5 de Setiembre de 2006
El Primer Ministro ha incursionado en una nueva y flexible forma de atención de los asuntos contenciosos internos. Mediante el diálogo con los gremios ha resuelto problemas que incumben a la autoridad fiscal del Estado (la contribución minera derivada de ganancias extraordinarias) y al establecimiento del orden (la desactivación parcial la protesta minera que incluyó bloqueo de carreteras). Con la misma aproximación negociadora intenta ahora un diálogo con los gremios cocaleros para resolver asuntos vinculados a la aparente ineficiencia de la política antidrogas.
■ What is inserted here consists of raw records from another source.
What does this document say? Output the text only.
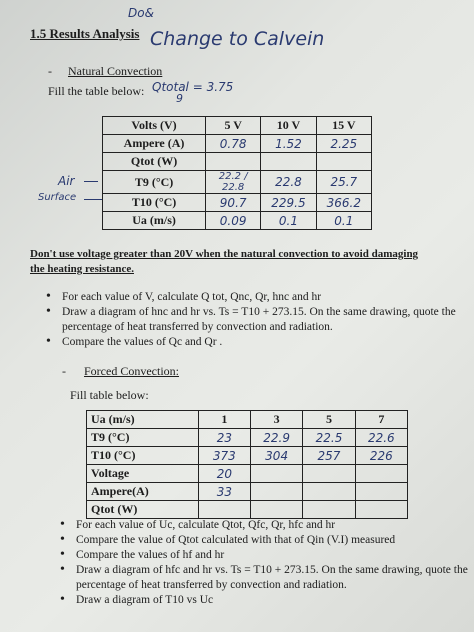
1.5 Results Analysis
Do&
Change to Calvein
- Natural Convection
Fill the table below: Qtotal = 3.75
9
Air
Surface
Volts (V)	5 V	10 V	15 V
Ampere (A)	0.78	1.52	2.25
Qtot (W)			
T9 (°C)	22.2 / 22.8	22.8	25.7
T10 (°C)	90.7	229.5	366.2
Ua (m/s)	0.09	0.1	0.1
Don't use voltage greater than 20V when the natural convection to avoid damaging
the heating resistance.
• For each value of V, calculate Q tot, Qnc, Qr, hnc and hr
• Draw a diagram of hnc and hr vs. Ts = T10 + 273.15. On the same drawing, quote the
percentage of heat transferred by convection and radiation.
• Compare the values of Qc and Qr .
- Forced Convection:
Fill table below:
Ua (m/s)	1	3	5	7
T9 (°C)	23	22.9	22.5	22.6
T10 (°C)	373	304	257	226
Voltage	20			
Ampere(A)	33			
Qtot (W)				
• For each value of Uc, calculate Qtot, Qfc, Qr, hfc and hr
• Compare the value of Qtot calculated with that of Qin (V.I) measured
• Compare the values of hf and hr
• Draw a diagram of hfc and hr vs. Ts = T10 + 273.15. On the same drawing, quote the
percentage of heat transferred by convection and radiation.
• Draw a diagram of T10 vs Uc
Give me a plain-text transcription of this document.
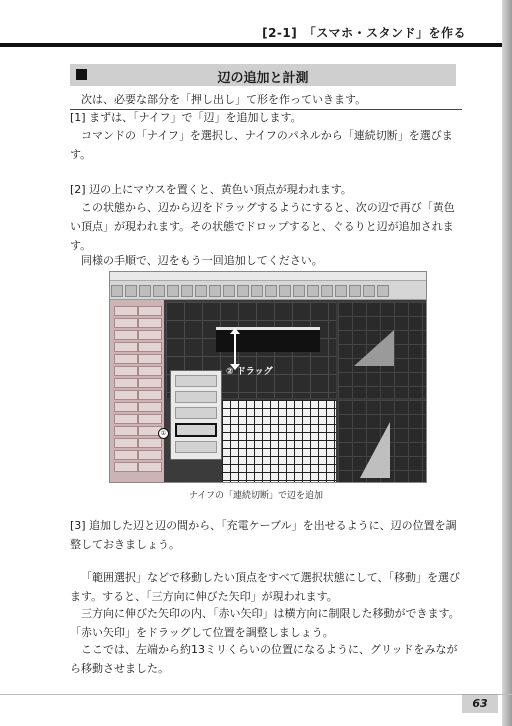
[2-1]　「スマホ・スタンド」を作る
辺の追加と計測

次は、必要な部分を「押し出し」て形を作っていきます。

[1] まずは、「ナイフ」で「辺」を追加します。

コマンドの「ナイフ」を選択し、ナイフのパネルから「連続切断」を選びます。

[2] 辺の上にマウスを置くと、黄色い頂点が現われます。

この状態から、辺から辺をドラッグするようにすると、次の辺で再び「黄色い頂点」が現われます。その状態でドロップすると、ぐるりと辺が追加されます。

同様の手順で、辺をもう一回追加してください。

② ドラッグ
①
ナイフの「連続切断」で辺を追加

[3] 追加した辺と辺の間から、「充電ケーブル」を出せるように、辺の位置を調整しておきましょう。

「範囲選択」などで移動したい頂点をすべて選択状態にして、「移動」を選びます。すると、「三方向に伸びた矢印」が現われます。

三方向に伸びた矢印の内、「赤い矢印」は横方向に制限した移動ができます。「赤い矢印」をドラッグして位置を調整しましょう。

ここでは、左端から約13ミリくらいの位置になるように、グリッドをみながら移動させました。

63
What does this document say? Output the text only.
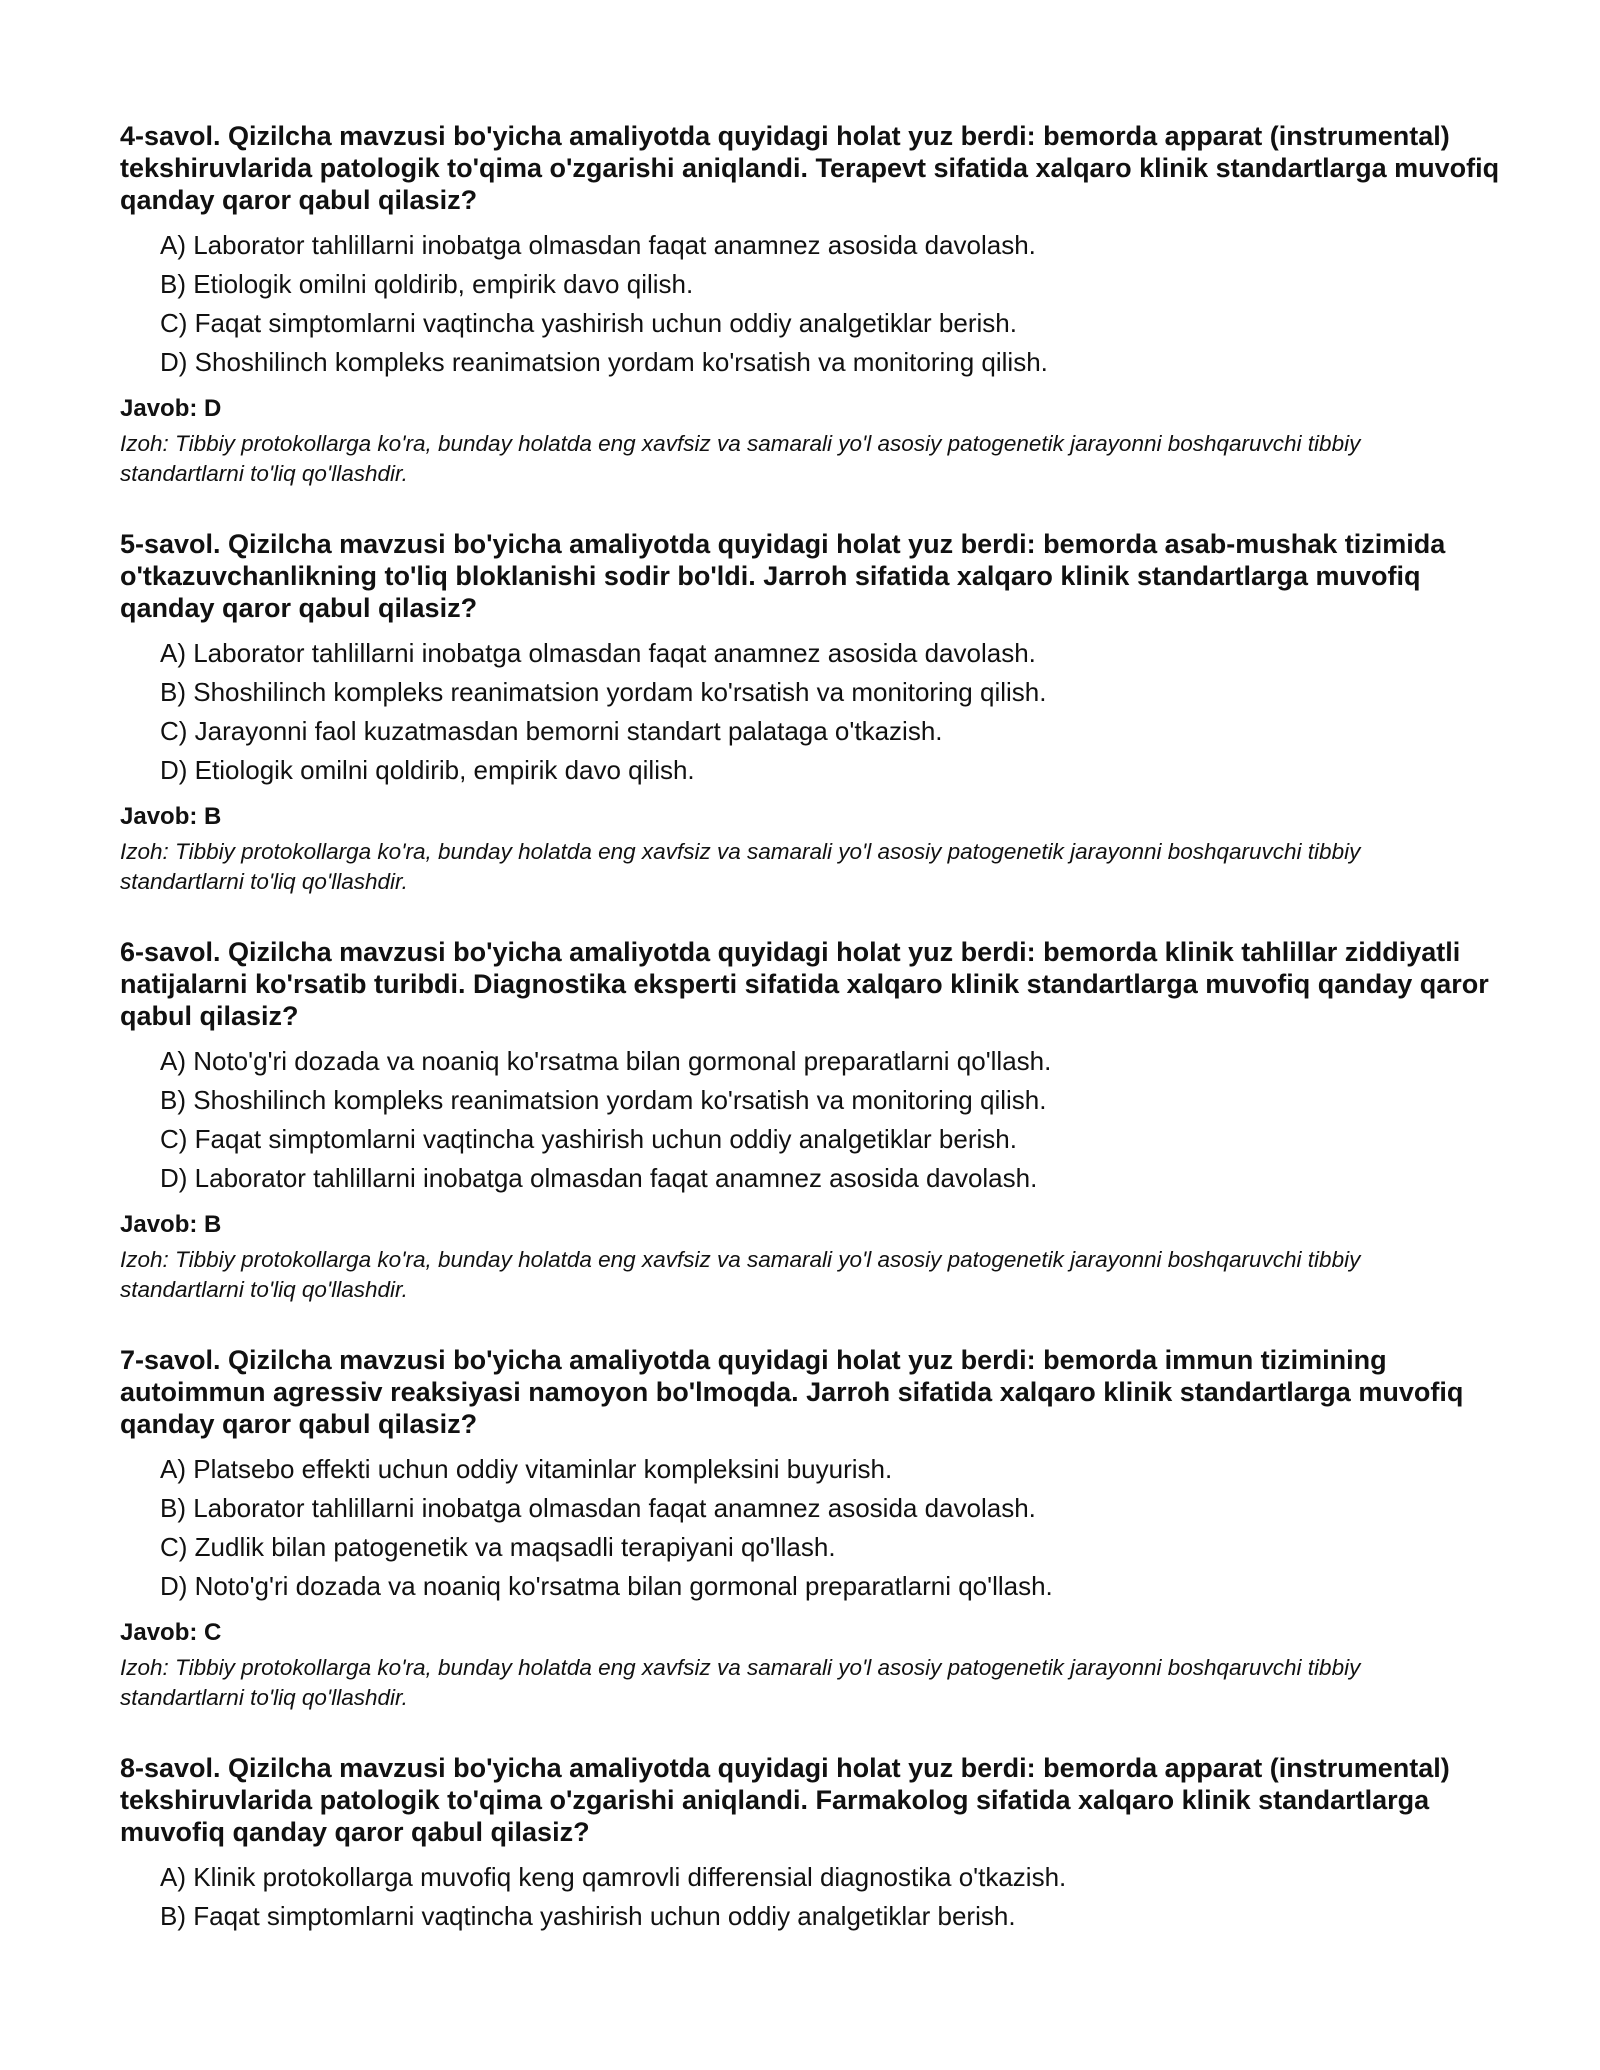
4-savol. Qizilcha mavzusi bo'yicha amaliyotda quyidagi holat yuz berdi: bemorda apparat (instrumental) tekshiruvlarida patologik to'qima o'zgarishi aniqlandi. Terapevt sifatida xalqaro klinik standartlarga muvofiq qanday qaror qabul qilasiz?

A) Laborator tahlillarni inobatga olmasdan faqat anamnez asosida davolash.
B) Etiologik omilni qoldirib, empirik davo qilish.
C) Faqat simptomlarni vaqtincha yashirish uchun oddiy analgetiklar berish.
D) Shoshilinch kompleks reanimatsion yordam ko'rsatish va monitoring qilish.

Javob: D

Izoh: Tibbiy protokollarga ko'ra, bunday holatda eng xavfsiz va samarali yo'l asosiy patogenetik jarayonni boshqaruvchi tibbiy standartlarni to'liq qo'llashdir.

5-savol. Qizilcha mavzusi bo'yicha amaliyotda quyidagi holat yuz berdi: bemorda asab-mushak tizimida o'tkazuvchanlikning to'liq bloklanishi sodir bo'ldi. Jarroh sifatida xalqaro klinik standartlarga muvofiq qanday qaror qabul qilasiz?

A) Laborator tahlillarni inobatga olmasdan faqat anamnez asosida davolash.
B) Shoshilinch kompleks reanimatsion yordam ko'rsatish va monitoring qilish.
C) Jarayonni faol kuzatmasdan bemorni standart palataga o'tkazish.
D) Etiologik omilni qoldirib, empirik davo qilish.

Javob: B

Izoh: Tibbiy protokollarga ko'ra, bunday holatda eng xavfsiz va samarali yo'l asosiy patogenetik jarayonni boshqaruvchi tibbiy standartlarni to'liq qo'llashdir.

6-savol. Qizilcha mavzusi bo'yicha amaliyotda quyidagi holat yuz berdi: bemorda klinik tahlillar ziddiyatli natijalarni ko'rsatib turibdi. Diagnostika eksperti sifatida xalqaro klinik standartlarga muvofiq qanday qaror qabul qilasiz?

A) Noto'g'ri dozada va noaniq ko'rsatma bilan gormonal preparatlarni qo'llash.
B) Shoshilinch kompleks reanimatsion yordam ko'rsatish va monitoring qilish.
C) Faqat simptomlarni vaqtincha yashirish uchun oddiy analgetiklar berish.
D) Laborator tahlillarni inobatga olmasdan faqat anamnez asosida davolash.

Javob: B

Izoh: Tibbiy protokollarga ko'ra, bunday holatda eng xavfsiz va samarali yo'l asosiy patogenetik jarayonni boshqaruvchi tibbiy standartlarni to'liq qo'llashdir.

7-savol. Qizilcha mavzusi bo'yicha amaliyotda quyidagi holat yuz berdi: bemorda immun tizimining autoimmun agressiv reaksiyasi namoyon bo'lmoqda. Jarroh sifatida xalqaro klinik standartlarga muvofiq qanday qaror qabul qilasiz?

A) Platsebo effekti uchun oddiy vitaminlar kompleksini buyurish.
B) Laborator tahlillarni inobatga olmasdan faqat anamnez asosida davolash.
C) Zudlik bilan patogenetik va maqsadli terapiyani qo'llash.
D) Noto'g'ri dozada va noaniq ko'rsatma bilan gormonal preparatlarni qo'llash.

Javob: C

Izoh: Tibbiy protokollarga ko'ra, bunday holatda eng xavfsiz va samarali yo'l asosiy patogenetik jarayonni boshqaruvchi tibbiy standartlarni to'liq qo'llashdir.

8-savol. Qizilcha mavzusi bo'yicha amaliyotda quyidagi holat yuz berdi: bemorda apparat (instrumental) tekshiruvlarida patologik to'qima o'zgarishi aniqlandi. Farmakolog sifatida xalqaro klinik standartlarga muvofiq qanday qaror qabul qilasiz?

A) Klinik protokollarga muvofiq keng qamrovli differensial diagnostika o'tkazish.
B) Faqat simptomlarni vaqtincha yashirish uchun oddiy analgetiklar berish.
Estamos seguros que el Primer Ministro no espera del trato con estos últimos resultados similares a los obtenidos con los dos primeros por razones elementales que conciernen al tipo de actores implicados y a la creciente debilidad del Estado en la lucha contra el narcotráfico.
En efecto, si la definición de empresarios y obreros mineros es clara, legal y se enmarca en una actividad formal y legítima, la diferencia entre cultivadores legales e ilegales de coca está permeada por la predominante influencia de una poderosa actividad ilícita. Es en este ambiente brumoso que el gobierno debe trazar la línea en su compromiso de lucha contra el narcotráfico antes de avanzar en la atención de los requerimientos cocaleros: la eliminación de la erradicación no voluntaria, el veto a la autoridad (la dirección de Devida) y a sus instrumentos (las organizaciones encargadas de promover la sustitución de cultivos), la industrialización de la coca y el empadronamiento general o indiscriminado de cultivadores, entre otros.
En tanto estos reclamos implican debilitar la política antinarcóticos del Estado, influenciar su futura orientación y, eventualmente, promover una suerte de codirección de la misma, el Primer Ministro, en nombre del Estado, debe dejar en claro que su autoridad es incuestionable, que sus políticas pueden ser consultadas pero no determinadas por terceros y que a ese proceso no pueden concurrir agentes que han incurrido en ilegalidad manifiesta. Estamos al tanto de que la soberanía del Estado es relativa. Pero aún bajo esos términos, la que supone el establecimiento del orden interno no puede erosionarse aún más sin que la entidad estatal pierda competencias que le son inherentes.
Tener claridad sobre la competencia estatal es esencial especialmente cuando en un vecino (Bolivia) ésta ya ha sido cooptada por el sindicalismo cocalero mientras que, en el ámbito externo, el régimen jurídico que regula la lucha antinarcóticos ha sido puesto en cuestión con participación de organismos subregionales en el que el Perú participa (la CAN). Este es el caso de la iniciativa que la autoridad de la Comunidad Andina asumió durante el primer trimestre en Viena cuando amparó el interés del presidente Morales de que el régimen internacional de fiscalización de la hoja de coca se flexibilizara en el marco de la Convención Única de Estupefacientes de 1961 suscrito en aquella capital en el marco de las Naciones Unidas (y que fue modificado en 1972).
El planteamiento que se llevó a ese foro consistió en extraer a la hoja de coca de la Lista I de la mencionada Convención para inscribirla en la Lista III que admite un régimen interno más discrecional, con mayor propensión a facilitar el comercio de la coca y menor rigor en la obligación internacional de la fiscalización de su siembra, de su cuantía y de la advertencia pública de su riesgo. Ello se obtendría en el 2008. Si ello ocurre en el marco del debilitamiento institucional de la entidad comercializadora del Estado (Enaco), del incremento de la influencia de las regiones cocaleras en su dirección y de la inscripción indiscriminada de cultivadores en un padrón que ampliaría la cuantía de los cultivos, el Estado no sólo habrá perdido el control de su ya débil capacidad regimentadora en la materia sino que será más vulnerable a la presión por la legalización del cultivo bajo el pretexto de su “despenalización”.
Con una bancada cocalera en el Congreso cuya posición en la materia es gremial y una considerable capacidad de presión política interna y de apoyo externo (cercano a la organización que lidera el presidente Morales y a ciertos foros del que pueden no escapar ciertas vertientes del Parlamento Andino), el Estado incrementará considerablemente su vulnerabilidad frente al narcotráfico.
Estamos seguros de que el Primer Ministro no desea este resultado y que actuará en consecuencia. Ello implica distinguir entre la necesidad de mejorar la eficiencia de la lucha contra el narcotráfico de la perversa flexibilización de los débiles instrumentos estatales en la materia.